The luxury of making this album (was) almost in the way I made the first album, where you just listen to songs and nobody is really paying attention because you’ve slipped under the radar and you have all the time in the world, and once an album takes off then it’s hard to find that time. So I felt that I had that luxury last year of just really focusing on the music, which was really a gift.
You recently acknowledged that you’re a big Lizzo fan. When’s the Trisha-Lizzo duet happening?
I would really have to up my game to sing with Lizzo, but I would totally be up for it. When I went to see her we were doing the cooking show, and what I do in the mornings when I’m sitting in the makeup chair for 90 minutes is, I’m listening to stuff that pumps me up for the day. Usually it’s Bruno Mars or Beyoncé. I had it on the Bruno Mars channel and (Lizzo’s) “Juice” came on and I’m a huge Prince fan and I was like, “I love this girl, who is this?”

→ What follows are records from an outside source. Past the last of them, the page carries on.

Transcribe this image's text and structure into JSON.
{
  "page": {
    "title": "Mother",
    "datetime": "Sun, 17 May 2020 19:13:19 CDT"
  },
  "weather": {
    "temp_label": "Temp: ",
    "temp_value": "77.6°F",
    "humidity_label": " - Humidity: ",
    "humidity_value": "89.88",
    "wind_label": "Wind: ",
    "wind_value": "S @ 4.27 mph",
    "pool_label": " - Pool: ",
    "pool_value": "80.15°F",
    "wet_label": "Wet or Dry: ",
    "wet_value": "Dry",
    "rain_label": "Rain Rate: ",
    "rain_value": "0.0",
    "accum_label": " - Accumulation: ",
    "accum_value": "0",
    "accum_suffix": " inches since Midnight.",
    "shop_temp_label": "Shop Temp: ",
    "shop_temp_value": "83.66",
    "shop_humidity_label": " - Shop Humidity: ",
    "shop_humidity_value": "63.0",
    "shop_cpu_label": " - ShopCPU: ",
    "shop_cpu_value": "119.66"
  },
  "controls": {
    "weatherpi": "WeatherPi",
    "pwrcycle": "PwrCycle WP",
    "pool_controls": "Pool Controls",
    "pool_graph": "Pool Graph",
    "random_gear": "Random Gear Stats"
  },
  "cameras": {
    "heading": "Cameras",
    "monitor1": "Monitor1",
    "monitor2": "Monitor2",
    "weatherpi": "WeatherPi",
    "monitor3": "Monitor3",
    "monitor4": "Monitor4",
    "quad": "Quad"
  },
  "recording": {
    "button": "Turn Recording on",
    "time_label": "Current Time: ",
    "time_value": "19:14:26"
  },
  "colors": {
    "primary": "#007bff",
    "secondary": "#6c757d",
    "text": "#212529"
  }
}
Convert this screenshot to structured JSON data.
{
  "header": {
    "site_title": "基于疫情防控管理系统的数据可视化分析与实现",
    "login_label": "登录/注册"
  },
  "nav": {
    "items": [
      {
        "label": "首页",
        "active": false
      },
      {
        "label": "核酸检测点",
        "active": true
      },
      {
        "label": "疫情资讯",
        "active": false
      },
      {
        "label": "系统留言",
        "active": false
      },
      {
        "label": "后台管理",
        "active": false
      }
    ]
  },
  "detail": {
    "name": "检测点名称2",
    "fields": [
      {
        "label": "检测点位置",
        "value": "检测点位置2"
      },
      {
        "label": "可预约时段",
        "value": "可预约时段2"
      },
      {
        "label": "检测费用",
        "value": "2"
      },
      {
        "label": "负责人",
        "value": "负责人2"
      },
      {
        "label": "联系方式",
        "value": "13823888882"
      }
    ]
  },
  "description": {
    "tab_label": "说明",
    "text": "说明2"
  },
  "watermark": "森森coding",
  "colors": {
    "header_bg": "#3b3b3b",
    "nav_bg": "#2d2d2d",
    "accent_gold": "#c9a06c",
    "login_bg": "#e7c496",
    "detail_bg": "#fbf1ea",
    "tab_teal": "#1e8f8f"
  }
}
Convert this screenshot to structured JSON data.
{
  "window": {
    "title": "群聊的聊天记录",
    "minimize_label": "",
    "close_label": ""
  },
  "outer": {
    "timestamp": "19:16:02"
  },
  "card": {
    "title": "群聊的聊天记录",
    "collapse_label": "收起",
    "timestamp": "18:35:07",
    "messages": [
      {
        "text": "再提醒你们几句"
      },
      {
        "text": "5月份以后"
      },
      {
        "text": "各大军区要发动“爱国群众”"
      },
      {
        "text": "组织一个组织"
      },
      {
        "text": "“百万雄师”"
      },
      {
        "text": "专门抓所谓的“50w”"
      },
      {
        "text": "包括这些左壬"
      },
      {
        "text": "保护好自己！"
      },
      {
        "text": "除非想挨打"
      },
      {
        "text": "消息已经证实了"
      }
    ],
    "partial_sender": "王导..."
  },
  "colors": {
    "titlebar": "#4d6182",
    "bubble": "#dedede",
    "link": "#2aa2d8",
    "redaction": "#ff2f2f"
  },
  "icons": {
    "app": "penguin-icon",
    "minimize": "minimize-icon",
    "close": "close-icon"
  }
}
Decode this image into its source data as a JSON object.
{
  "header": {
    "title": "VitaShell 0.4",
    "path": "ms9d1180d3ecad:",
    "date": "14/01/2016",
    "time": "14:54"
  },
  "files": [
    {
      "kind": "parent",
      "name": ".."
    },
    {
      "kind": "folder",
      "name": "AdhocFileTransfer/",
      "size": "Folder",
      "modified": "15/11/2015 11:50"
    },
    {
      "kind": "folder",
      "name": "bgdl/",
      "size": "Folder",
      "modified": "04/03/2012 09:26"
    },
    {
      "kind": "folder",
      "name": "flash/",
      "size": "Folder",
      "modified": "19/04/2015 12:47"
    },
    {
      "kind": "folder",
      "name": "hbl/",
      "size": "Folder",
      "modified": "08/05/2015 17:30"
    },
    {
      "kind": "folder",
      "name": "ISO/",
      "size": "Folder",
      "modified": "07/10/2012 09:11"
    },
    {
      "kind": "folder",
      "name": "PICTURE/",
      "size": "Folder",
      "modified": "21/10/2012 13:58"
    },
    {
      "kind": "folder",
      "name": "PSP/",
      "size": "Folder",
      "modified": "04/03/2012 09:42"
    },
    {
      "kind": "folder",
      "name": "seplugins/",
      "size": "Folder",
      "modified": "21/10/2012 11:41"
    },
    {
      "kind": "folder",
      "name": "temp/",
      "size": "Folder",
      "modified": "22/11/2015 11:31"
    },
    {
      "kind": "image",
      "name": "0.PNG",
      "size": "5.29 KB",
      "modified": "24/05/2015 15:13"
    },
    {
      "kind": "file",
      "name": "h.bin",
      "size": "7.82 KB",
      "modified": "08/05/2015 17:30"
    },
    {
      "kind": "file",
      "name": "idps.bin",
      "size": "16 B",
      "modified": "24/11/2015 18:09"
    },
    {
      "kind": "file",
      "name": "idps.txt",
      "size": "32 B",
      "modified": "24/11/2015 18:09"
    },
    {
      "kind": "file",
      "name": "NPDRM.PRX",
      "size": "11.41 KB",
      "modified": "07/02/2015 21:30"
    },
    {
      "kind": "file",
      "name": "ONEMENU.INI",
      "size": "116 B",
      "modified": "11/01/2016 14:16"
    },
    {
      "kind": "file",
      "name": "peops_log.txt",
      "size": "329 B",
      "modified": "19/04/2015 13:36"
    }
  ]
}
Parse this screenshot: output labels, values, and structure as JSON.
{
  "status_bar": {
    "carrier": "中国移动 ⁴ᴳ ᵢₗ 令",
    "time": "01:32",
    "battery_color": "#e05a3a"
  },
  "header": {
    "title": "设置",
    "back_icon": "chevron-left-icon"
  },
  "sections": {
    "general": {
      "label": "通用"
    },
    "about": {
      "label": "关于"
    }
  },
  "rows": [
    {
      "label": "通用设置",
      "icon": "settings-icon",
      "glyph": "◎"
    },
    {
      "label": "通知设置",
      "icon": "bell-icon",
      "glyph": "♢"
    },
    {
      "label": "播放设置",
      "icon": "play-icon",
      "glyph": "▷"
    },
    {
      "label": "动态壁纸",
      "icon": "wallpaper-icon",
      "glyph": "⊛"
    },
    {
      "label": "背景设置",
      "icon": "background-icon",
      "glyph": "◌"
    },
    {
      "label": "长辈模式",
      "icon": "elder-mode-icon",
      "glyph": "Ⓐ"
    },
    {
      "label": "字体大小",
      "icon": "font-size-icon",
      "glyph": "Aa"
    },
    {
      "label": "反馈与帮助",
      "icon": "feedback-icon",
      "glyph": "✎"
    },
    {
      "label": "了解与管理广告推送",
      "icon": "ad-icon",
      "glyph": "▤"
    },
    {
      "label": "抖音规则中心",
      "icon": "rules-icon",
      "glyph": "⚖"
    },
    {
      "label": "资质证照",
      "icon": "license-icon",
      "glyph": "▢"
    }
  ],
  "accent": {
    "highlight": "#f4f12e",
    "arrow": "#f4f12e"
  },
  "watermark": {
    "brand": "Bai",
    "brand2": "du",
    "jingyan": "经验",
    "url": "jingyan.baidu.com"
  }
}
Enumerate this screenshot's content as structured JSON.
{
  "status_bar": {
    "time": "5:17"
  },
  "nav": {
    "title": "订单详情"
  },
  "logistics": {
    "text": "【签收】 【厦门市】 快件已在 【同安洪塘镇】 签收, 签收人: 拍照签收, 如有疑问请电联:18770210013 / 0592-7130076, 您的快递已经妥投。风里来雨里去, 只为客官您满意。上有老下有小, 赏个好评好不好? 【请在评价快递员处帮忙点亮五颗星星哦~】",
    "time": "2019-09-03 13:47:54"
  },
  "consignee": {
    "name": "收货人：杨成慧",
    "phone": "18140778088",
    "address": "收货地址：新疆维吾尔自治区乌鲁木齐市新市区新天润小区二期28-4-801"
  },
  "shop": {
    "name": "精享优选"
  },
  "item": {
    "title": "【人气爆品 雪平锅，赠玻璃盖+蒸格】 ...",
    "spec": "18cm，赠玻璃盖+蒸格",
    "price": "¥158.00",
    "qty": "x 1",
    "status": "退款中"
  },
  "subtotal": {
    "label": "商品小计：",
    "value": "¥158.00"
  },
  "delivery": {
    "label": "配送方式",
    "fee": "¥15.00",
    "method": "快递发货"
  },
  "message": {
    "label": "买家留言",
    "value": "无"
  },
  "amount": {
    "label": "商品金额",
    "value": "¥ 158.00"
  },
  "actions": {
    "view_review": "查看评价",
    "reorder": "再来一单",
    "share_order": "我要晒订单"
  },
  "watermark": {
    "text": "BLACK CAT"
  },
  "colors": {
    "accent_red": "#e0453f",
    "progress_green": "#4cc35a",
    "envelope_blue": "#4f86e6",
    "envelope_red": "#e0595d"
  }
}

She’d been around for five years, but this was right before things started to really jump for her and she happened to be playing a small club here in Nashville. So I went and stood in the crowd with 200 people, mostly a bunch of white girls and a bunch of gay boys, and just loved it. I only knew that one song; now I know them all, so I can’t wait to go see her again. But it was so cool. And what I loved about her was just – she’s a movement. For everybody. She is an icon for all of us in that she’s about accepting yourself and loving yourself the way you are. And that’s a message that is universal. That’s a message I need to hear for myself.
What about incorporating a “Good as Hell” or “Juice” cover into your upcoming tour setlist?
I try to stick to things I know I can do well. I could really screw that up!
Let’s talk food. Is there a dish your queer friends request when they come over for dinner? I’m good with anything low carb.
(Laughs.) No, there’s no specific dish. I’m the person whose house you come to when you want comfort food, so if you’re going to boot camp and you wanna take a day off, that’s when you come to my house. (Laughs.) You don’t come to my house for low carb. Your cheat day? Come to my house.
Wendy Williams went on your show and said your set had the best lighting. Just how magical is this Trisha’s Southern Kitchen lighting?
When we started doing a cooking show, the lighting was about the food. I was like, “I understand that, but I have this whole other career and I really wanna look pretty, OK? Can we light the host a little bit?” (Laughs.) So I kind of pushed the barrier a little bit because I really did want it to be pretty. I’m like, “I want this to be beautiful so that it’s a thing in my world.”
So are you feeling pretty on set?
Yeah. If I could take a guy with a key light everywhere I go, I’d take him to the grocery store.